Re-Post: The Disciples, Betrayal & Foot Washing

I have long suspected (and it is only a suspicion), that the Gospels gloss over the disciples' full role in the betrayal of Jesus. I think most if not all the disciples were in on it. I  believe that those who opposed Jesus came to them and told them they could sell Him out and save their own necks, and I think that is what they did. There is a book A LIFE OF JESUS by Shusako Endo that argues this, and I think persuasively. I do not recommend the book, it isn't that well written, but on this point Endo I think gets it right.

Some evidence from the text:

1) The disciples are not arrested when Jesus is. It would've been easy enough to just wipe out the entire group with one stroke. But the rest of the disciples are all but untouched, as if they aren't even there. The most reasonable, historical reason one can give for this is simply that they had cut a deal to save their own necks.

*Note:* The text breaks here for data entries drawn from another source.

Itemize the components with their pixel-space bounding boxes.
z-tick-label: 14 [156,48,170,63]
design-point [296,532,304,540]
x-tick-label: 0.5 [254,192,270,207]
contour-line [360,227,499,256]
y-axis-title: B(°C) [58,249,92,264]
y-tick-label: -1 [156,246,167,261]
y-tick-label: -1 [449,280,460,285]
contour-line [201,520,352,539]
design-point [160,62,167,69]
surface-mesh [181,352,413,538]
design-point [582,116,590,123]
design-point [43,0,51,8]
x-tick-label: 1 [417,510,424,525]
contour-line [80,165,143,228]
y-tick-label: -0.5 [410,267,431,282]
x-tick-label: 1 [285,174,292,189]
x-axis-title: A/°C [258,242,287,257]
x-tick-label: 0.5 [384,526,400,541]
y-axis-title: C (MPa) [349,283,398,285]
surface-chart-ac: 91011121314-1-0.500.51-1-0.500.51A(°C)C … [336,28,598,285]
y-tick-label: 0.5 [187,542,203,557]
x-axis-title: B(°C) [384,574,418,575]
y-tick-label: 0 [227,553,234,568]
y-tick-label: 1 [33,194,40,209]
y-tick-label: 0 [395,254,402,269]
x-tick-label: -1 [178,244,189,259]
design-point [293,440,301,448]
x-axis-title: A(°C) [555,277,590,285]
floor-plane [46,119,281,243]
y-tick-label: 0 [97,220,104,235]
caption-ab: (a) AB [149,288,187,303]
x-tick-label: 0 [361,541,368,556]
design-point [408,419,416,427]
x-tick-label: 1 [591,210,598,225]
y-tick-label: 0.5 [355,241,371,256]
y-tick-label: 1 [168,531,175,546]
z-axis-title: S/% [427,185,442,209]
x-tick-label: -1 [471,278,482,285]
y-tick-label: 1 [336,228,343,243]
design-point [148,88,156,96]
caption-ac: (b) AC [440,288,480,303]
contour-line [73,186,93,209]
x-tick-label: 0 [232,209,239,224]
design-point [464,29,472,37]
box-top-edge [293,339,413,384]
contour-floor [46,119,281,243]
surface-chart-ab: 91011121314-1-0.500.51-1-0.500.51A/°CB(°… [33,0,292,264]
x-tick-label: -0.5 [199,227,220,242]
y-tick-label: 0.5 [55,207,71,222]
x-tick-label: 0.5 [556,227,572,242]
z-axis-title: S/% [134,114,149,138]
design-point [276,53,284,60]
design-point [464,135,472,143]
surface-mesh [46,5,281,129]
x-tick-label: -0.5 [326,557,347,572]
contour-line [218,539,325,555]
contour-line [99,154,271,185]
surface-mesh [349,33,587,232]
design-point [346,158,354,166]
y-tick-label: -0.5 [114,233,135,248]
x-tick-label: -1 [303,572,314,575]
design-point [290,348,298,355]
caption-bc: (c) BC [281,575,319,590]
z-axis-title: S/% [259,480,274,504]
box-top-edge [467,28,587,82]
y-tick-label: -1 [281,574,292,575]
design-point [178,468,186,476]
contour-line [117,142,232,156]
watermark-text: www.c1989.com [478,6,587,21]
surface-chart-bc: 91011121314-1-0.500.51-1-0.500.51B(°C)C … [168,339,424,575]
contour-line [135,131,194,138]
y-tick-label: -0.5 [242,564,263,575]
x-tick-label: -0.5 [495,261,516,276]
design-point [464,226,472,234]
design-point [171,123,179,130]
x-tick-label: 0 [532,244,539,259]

2) Only one of the disciples are there when Jesus is crucified. Certainly, if they were still loyal it would've been easy enough to at least be there with the man. It is unthinkable to me that only one man would show his face in the entire crucifixion process. Unless they were ashamed and couldn't face what they had, in fact, done.

3) In some of the gospels, when Jesus mentions that He is going to be betrayed, all of the disciples say "it isn't I, Lord is it?" This is a weird way of talking. Why would anyone question whether THEY were the one to betray Him? Wouldn't you know that? I think they were just fishing for some kind of forgiveness. The whole scene smacks of guilty conscience.

4) The sleeping in the Garden of Gethsemane. Jesus had just told them that He was going to be betrayed. Why are they so calm? I once heard a cop say that if you have two suspects in the clink for a crime, and leave them overnight, the one who is able to fall asleep is the guilty one. Something in that rings true, and it rings true here.

The third evidence I gave above also indicates that Jesus KNEW His disciples had sold Him out. I think this, too, is probably true. Assuming I'm right, and it is just a theory, then doesn't this increase the significance of the foot washing? I think so. I mean,  now Jesus is not only washing His servants' feet, but the feet of the men who were going to betray Him. That reinforces the message to us. Can we love even those who hate us, serve even those who oppress and betray us? How far does our love really go?